16th-century English politician

Captain Edmund Mody (also spelled Moody, Moodye, and Mondye) (1495–28 May 1552) was an English Member of Parliament for Dover.

He is not the same person as the royal footman Edmund Moody, who was granted a coat-of-arms and the status of gentleman for saving the life of Henry VIII during a hunt, and who was the ancestor of the Moody baronets.

==Biography==
===Captain and Bailiff of Dover Castle===

Mody was appointed Captain of the then newly constructed Black Bulwark at Dover in September 1534. In July 1537, Mody was granted the Baliffship of Dover, to which he succeeded in 1543, subsequent to the death of Thomas Vaughan. In 1543, he was made a freeman of Dover and bought property in the town’s Snargare and Werston wards. He was a member of the Brotherhood of the Cinque Ports.

Mody is mentioned in the inventory of Henry VIII’s assets on his death, which is now held in the British Library as Harley Manuscript no. 1419, which states him to be the occupant of a bulwark of Dover Castle that was adjacent to Dover Cliff.

===Member of Parliament for Dover===

In 1545, Mody became Member of Parliament (MP) for Dover. In 1546, he was granted another annuity of £20. In 1547, he attended the Coronation of Edward VI.

===Marriage and Death===
Mody married a woman named Margery by whom he had at least one son, who was named Christopher.

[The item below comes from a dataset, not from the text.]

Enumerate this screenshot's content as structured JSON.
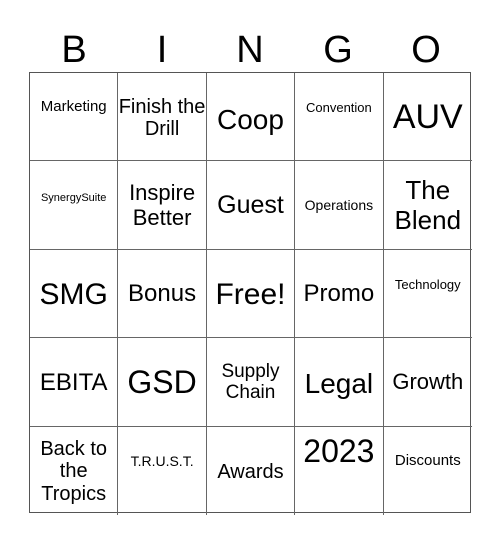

Mody died on 28 May 1552. In his will, he requested that he be buried in St. Mary's, Dover, 'in a chancel where the alderman do sit', and stipulated that a bequest were to be left to the officers of Dover Castle. His ship, named the Christopher, passed, with his goods and leases, to his wife. He was succeeded as Bailiff of Dover by his deputy Thomas Portway.